There are two parts to the worker test. The first is that a worker is someone who performs work personally and, crucially, this means that there is no right to send a substitute to carry out work on his or her behalf. In the Pimlico Plumbers case, it was found that Mr Smith could send a substitute to carry out work for him in limited circumstances, but this could only be another Pimlico Plumbers operative. The Supreme Court found that this right was not to be sufficient to establish that Mr Smith was not performing work personally.

The second part of the test is that a person is a worker if the other party to the contract does not have the status of a client or a customer. Although it held that there is no "single key with which to unlock the words of the statute", the Supreme Court did place particular emphasis on the question of whether the purported worker actively markets his or her services as an independent person to the world in general, or whether he or she is recruited by the principal to work for that principal as an integral part of its operations. In other words, a party to a contract is unlikely to be a client if, in practice, it would be the only client of the worker.

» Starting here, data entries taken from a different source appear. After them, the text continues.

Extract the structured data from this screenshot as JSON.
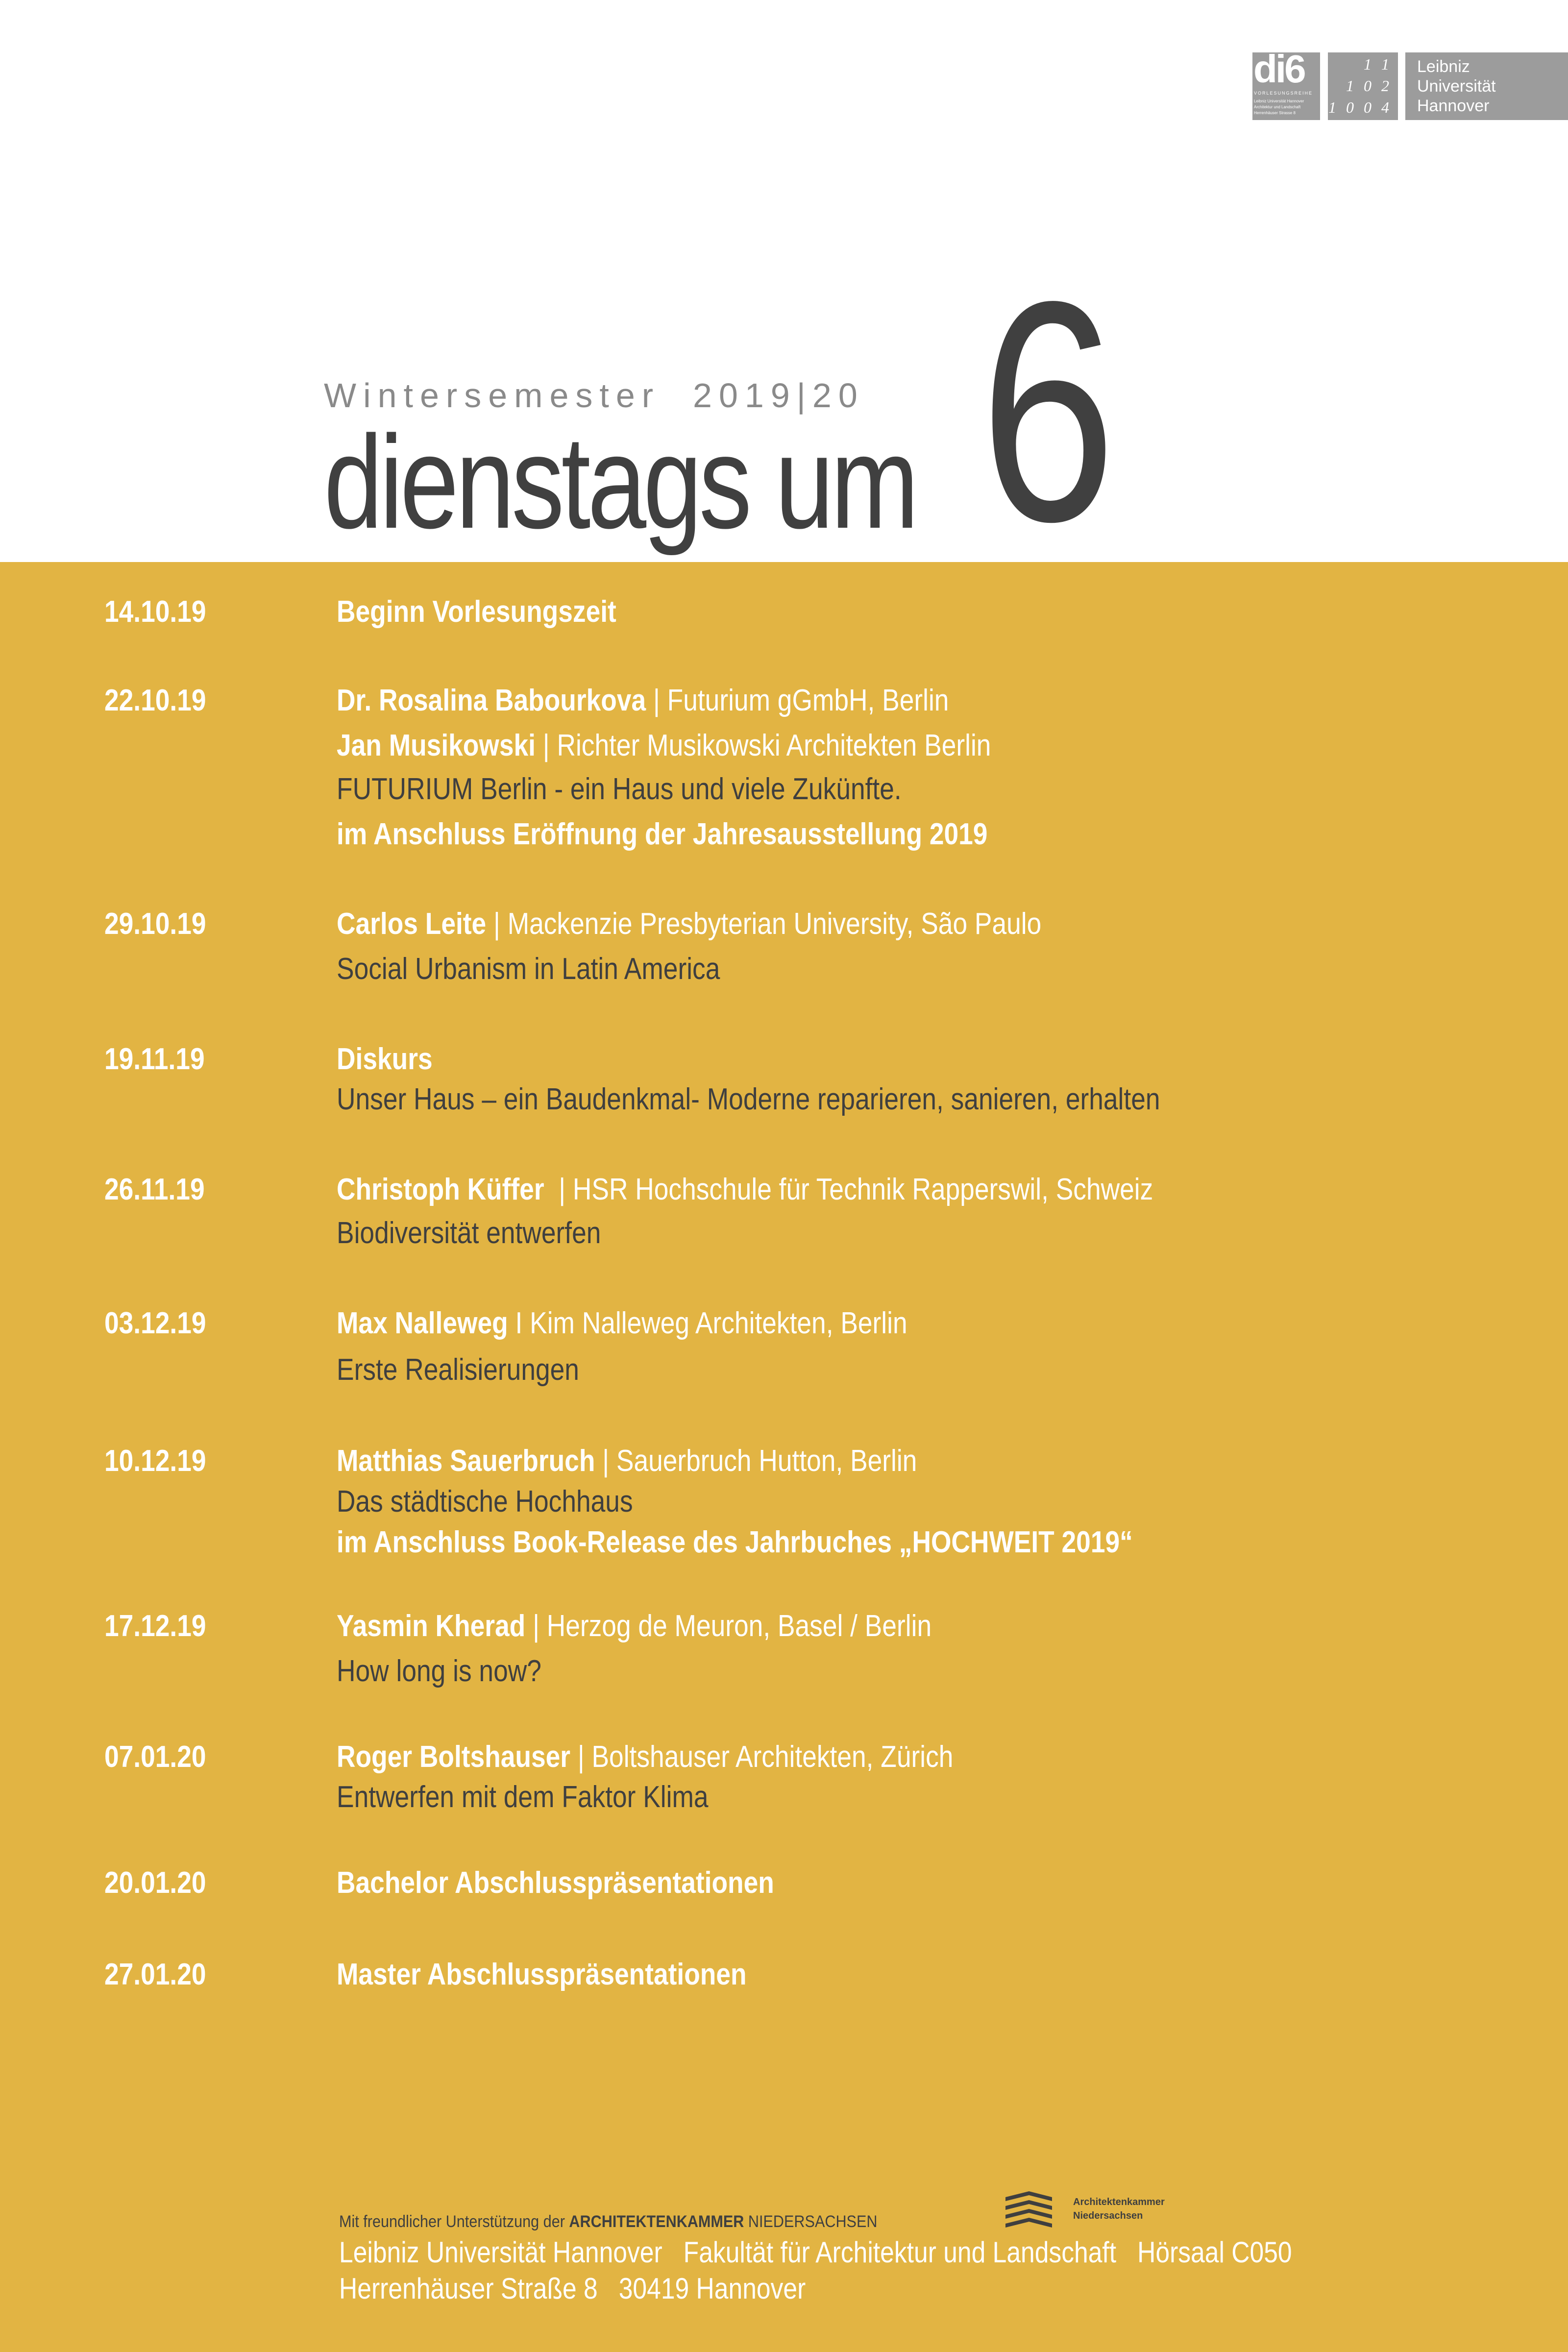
{
  "colors": {
    "band": "#e2b443",
    "dark": "#404040",
    "logo_gray": "#9c9c9c"
  },
  "logos": {
    "di6": {
      "big": "di6",
      "sub": "VORLESUNGSREIHE",
      "lines": [
        "Leibniz Universität Hannover",
        "Architektur und Landschaft",
        "Herrenhäuser Strasse 8"
      ]
    },
    "luh_mark": {
      "rows": [
        "1 1",
        "1 0 2",
        "1 0 0 4"
      ]
    },
    "luh": {
      "lines": [
        "Leibniz",
        "Universität",
        "Hannover"
      ]
    }
  },
  "header": {
    "semester": "Wintersemester",
    "year": "2019|20",
    "title": "dienstags um",
    "number": "6"
  },
  "events": [
    {
      "date": "14.10.19",
      "lines": [
        [
          {
            "t": "Beginn Vorlesungszeit",
            "s": "bold-white"
          }
        ]
      ]
    },
    {
      "date": "22.10.19",
      "lines": [
        [
          {
            "t": "Dr. Rosalina Babourkova",
            "s": "bold-white"
          },
          {
            "t": " | Futurium gGmbH, Berlin",
            "s": "white"
          }
        ],
        [
          {
            "t": "Jan Musikowski",
            "s": "bold-white"
          },
          {
            "t": " | Richter Musikowski Architekten Berlin",
            "s": "white"
          }
        ],
        [
          {
            "t": "FUTURIUM Berlin - ein Haus und viele Zukünfte.",
            "s": "dark"
          }
        ],
        [
          {
            "t": "im Anschluss Eröffnung der Jahresausstellung 2019",
            "s": "bold-white"
          }
        ]
      ]
    },
    {
      "date": "29.10.19",
      "lines": [
        [
          {
            "t": "Carlos Leite",
            "s": "bold-white"
          },
          {
            "t": " | Mackenzie Presbyterian University, São Paulo",
            "s": "white"
          }
        ],
        [
          {
            "t": "Social Urbanism in Latin America",
            "s": "dark"
          }
        ]
      ]
    },
    {
      "date": "19.11.19",
      "lines": [
        [
          {
            "t": "Diskurs",
            "s": "bold-white"
          }
        ],
        [
          {
            "t": "Unser Haus – ein Baudenkmal- Moderne reparieren, sanieren, erhalten",
            "s": "dark"
          }
        ]
      ]
    },
    {
      "date": "26.11.19",
      "lines": [
        [
          {
            "t": "Christoph Küffer",
            "s": "bold-white"
          },
          {
            "t": "  | HSR Hochschule für Technik Rapperswil, Schweiz",
            "s": "white"
          }
        ],
        [
          {
            "t": "Biodiversität entwerfen",
            "s": "dark"
          }
        ]
      ]
    },
    {
      "date": "03.12.19",
      "lines": [
        [
          {
            "t": "Max Nalleweg",
            "s": "bold-white"
          },
          {
            "t": " I Kim Nalleweg Architekten, Berlin",
            "s": "white"
          }
        ],
        [
          {
            "t": "Erste Realisierungen",
            "s": "dark"
          }
        ]
      ]
    },
    {
      "date": "10.12.19",
      "lines": [
        [
          {
            "t": "Matthias Sauerbruch",
            "s": "bold-white"
          },
          {
            "t": " | Sauerbruch Hutton, Berlin",
            "s": "white"
          }
        ],
        [
          {
            "t": "Das städtische Hochhaus",
            "s": "dark"
          }
        ],
        [
          {
            "t": "im Anschluss Book-Release des Jahrbuches „HOCHWEIT 2019“",
            "s": "bold-white"
          }
        ]
      ]
    },
    {
      "date": "17.12.19",
      "lines": [
        [
          {
            "t": "Yasmin Kherad",
            "s": "bold-white"
          },
          {
            "t": " | Herzog de Meuron, Basel / Berlin",
            "s": "white"
          }
        ],
        [
          {
            "t": "How long is now?",
            "s": "dark"
          }
        ]
      ]
    },
    {
      "date": "07.01.20",
      "lines": [
        [
          {
            "t": "Roger Boltshauser",
            "s": "bold-white"
          },
          {
            "t": " | Boltshauser Architekten, Zürich",
            "s": "white"
          }
        ],
        [
          {
            "t": "Entwerfen mit dem Faktor Klima",
            "s": "dark"
          }
        ]
      ]
    },
    {
      "date": "20.01.20",
      "lines": [
        [
          {
            "t": "Bachelor Abschlusspräsentationen",
            "s": "bold-white"
          }
        ]
      ]
    },
    {
      "date": "27.01.20",
      "lines": [
        [
          {
            "t": "Master Abschlusspräsentationen",
            "s": "bold-white"
          }
        ]
      ]
    }
  ],
  "footer": {
    "support_prefix": "Mit freundlicher Unterstützung der ",
    "support_bold": "ARCHITEKTENKAMMER",
    "support_suffix": " NIEDERSACHSEN",
    "ak_logo": [
      "Architektenkammer",
      "Niedersachsen"
    ],
    "line1": "Leibniz Universität Hannover   Fakultät für Architektur und Landschaft   Hörsaal C050",
    "line2": "Herrenhäuser Straße 8   30419 Hannover"
  }
}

The main exception to this rule is where the individual is not subordinate to, and does not work under the direction of the other party to the contract. The fact that he or she has the right to turn down work and that he or she is self-employed for tax purposes seems to have less weight, at least in the case of Mr Smith.

The main effects of this case are to make it easier for individuals to establish that they are workers, and to significantly undermine the business model in which self-employed people work full-time for one company.